An ambitransitive verb is a verb that is both intransitive and transitive. This verb may or may not require a direct object. English has many ambitransitive verbs. Examples include read, break, and understand (e.g., "I read the book", saying what was read, or just "I read all afternoon").
Ambitransitive verbs are common in some languages, and much less so in other languages, where valency tends to be fixed, and there are explicit valency-changing operations (such as passive voice, antipassive voice, applicatives, causatives, etc.).
Generally speaking, there are two types of ambitransitive verbs, distinguished by the alignment of the semantic roles of their arguments with their syntactic roles.
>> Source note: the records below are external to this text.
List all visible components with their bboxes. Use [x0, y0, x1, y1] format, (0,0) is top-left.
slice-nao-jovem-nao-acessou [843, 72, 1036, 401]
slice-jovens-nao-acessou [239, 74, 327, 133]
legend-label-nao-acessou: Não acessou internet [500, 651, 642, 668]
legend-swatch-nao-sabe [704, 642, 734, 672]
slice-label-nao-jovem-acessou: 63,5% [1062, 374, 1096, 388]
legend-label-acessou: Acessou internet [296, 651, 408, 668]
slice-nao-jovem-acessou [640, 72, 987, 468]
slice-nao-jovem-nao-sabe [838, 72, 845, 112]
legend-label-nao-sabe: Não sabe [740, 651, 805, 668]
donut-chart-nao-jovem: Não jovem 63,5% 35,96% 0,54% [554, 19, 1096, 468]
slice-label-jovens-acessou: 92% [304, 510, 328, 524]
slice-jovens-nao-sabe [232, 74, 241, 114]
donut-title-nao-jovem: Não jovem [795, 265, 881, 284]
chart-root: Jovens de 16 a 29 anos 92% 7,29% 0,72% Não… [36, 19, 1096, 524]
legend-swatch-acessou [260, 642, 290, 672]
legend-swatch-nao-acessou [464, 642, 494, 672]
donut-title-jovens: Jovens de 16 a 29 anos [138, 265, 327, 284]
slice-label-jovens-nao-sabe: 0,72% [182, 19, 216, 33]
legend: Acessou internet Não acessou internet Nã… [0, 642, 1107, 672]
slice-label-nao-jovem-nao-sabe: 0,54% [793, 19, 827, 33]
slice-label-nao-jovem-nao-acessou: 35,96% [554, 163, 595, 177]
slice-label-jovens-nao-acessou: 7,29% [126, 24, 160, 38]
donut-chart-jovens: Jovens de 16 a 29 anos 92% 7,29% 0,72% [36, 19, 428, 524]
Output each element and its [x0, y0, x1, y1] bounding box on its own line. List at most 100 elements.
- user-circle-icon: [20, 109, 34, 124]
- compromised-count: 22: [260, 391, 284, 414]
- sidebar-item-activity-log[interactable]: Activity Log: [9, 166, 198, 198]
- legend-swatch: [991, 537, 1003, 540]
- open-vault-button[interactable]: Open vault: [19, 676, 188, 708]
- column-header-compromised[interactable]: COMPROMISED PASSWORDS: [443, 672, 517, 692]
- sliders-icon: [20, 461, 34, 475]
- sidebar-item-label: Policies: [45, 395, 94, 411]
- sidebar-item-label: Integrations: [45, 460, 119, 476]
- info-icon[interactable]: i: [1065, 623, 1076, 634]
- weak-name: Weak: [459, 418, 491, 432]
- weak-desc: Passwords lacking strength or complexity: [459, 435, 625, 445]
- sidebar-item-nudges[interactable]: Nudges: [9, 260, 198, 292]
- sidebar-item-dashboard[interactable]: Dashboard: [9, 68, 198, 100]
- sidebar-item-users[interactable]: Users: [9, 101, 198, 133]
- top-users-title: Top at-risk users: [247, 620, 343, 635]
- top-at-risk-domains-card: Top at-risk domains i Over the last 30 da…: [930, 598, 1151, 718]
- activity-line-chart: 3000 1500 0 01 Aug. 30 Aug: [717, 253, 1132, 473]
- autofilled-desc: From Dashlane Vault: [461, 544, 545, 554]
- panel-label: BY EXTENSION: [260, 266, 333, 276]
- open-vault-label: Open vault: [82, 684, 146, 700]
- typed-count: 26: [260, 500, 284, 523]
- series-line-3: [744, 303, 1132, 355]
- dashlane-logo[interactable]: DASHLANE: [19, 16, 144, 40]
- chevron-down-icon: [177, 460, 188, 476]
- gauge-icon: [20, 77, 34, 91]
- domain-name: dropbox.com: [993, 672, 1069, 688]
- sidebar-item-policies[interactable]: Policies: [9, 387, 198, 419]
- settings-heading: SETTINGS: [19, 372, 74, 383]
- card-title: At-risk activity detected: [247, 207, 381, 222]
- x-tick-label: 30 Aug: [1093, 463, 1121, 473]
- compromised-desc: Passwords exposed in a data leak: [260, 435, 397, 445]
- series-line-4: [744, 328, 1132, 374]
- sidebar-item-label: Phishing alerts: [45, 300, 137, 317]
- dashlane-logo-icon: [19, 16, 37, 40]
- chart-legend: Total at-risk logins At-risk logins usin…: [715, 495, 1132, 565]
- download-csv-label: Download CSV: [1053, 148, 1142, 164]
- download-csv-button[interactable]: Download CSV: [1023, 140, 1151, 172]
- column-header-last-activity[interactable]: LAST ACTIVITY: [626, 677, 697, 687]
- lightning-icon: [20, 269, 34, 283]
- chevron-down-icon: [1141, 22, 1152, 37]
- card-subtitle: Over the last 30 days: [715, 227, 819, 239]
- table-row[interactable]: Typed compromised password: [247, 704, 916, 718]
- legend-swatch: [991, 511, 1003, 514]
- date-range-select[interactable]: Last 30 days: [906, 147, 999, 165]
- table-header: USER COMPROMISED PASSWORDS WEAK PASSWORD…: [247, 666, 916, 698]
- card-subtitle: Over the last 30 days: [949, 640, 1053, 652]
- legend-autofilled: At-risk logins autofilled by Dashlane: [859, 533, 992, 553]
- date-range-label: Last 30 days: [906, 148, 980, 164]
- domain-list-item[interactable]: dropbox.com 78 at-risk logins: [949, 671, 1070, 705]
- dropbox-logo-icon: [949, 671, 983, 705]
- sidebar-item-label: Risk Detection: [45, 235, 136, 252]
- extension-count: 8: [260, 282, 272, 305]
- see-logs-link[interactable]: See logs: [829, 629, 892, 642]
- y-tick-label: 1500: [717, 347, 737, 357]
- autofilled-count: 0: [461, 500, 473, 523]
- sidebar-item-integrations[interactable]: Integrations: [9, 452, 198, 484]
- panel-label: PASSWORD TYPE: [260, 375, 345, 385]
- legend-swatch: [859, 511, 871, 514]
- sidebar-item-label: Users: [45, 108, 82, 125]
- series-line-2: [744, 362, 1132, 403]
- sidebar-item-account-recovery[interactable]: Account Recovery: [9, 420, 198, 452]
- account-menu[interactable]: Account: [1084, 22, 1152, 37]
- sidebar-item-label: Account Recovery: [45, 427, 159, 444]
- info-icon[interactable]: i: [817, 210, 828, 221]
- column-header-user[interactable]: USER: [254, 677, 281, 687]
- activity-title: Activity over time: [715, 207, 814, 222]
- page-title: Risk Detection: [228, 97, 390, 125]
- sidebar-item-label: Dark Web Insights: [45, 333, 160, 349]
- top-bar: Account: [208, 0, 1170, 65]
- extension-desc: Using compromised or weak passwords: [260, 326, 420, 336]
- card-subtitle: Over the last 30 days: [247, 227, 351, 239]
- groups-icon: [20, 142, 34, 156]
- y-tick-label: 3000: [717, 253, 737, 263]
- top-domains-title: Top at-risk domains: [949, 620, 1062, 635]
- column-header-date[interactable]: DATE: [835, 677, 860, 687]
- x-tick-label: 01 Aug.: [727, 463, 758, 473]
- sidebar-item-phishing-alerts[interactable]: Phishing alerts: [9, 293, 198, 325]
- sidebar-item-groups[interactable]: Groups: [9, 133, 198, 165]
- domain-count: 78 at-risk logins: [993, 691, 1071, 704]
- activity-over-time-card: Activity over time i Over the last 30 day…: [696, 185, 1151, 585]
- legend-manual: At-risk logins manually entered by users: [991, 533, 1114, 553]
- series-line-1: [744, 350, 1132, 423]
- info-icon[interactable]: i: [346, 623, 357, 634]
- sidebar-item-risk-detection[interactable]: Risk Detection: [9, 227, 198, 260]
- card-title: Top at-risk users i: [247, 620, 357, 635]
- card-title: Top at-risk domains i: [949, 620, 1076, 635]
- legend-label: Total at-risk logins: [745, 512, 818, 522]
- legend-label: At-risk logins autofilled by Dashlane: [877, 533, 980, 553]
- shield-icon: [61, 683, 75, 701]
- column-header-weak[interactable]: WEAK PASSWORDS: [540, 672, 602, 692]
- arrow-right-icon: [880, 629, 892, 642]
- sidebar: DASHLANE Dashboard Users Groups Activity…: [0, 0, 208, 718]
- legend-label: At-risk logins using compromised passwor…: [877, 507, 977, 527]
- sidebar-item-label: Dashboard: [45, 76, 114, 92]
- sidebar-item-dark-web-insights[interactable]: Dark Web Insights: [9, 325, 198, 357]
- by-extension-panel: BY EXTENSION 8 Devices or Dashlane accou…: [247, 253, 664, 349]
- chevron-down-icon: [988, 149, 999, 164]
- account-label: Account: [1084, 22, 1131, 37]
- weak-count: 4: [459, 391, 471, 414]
Agentive (S = A) ambitransitives are those where the single argument of the intransitive (S) is agentive and it corresponds to the agent (A) of the transitive. In Mary (S) is knitting, and Mary (A) is knitting a scarf (O), the person doing the knitting in both sentences is Mary. Likely candidates for this type of ambitransitive include those where an action can be described in general terms or with respect to a specific patient. English examples include eat, follow, help, knit, read, try, watch, win, know, and many others. These transitive versions have been called unergative verbs, but this term is not fully accepted since it is used for many other senses.
Labile verb
Patientive (S = O) ambitransitives are those where the single argument of the intransitive (S) corresponds to the object (O) of the transitive. For example, in the sentence John (S) tripped and John (A) tripped Mary (O), John is doing the falling in the first sentence. Likely candidates for this type of ambitransitive are verbs that affect an agent spontaneously, or those that can be engineered by an agent. English has bend, break, burn, burst, change, cool, enter, extend, fall, frighten, grow, hurry, melt, move, open, spill, stretch, trip, turn, twist, and many other verbs. Such verbs are also called labile verbs (or "ergative verbs").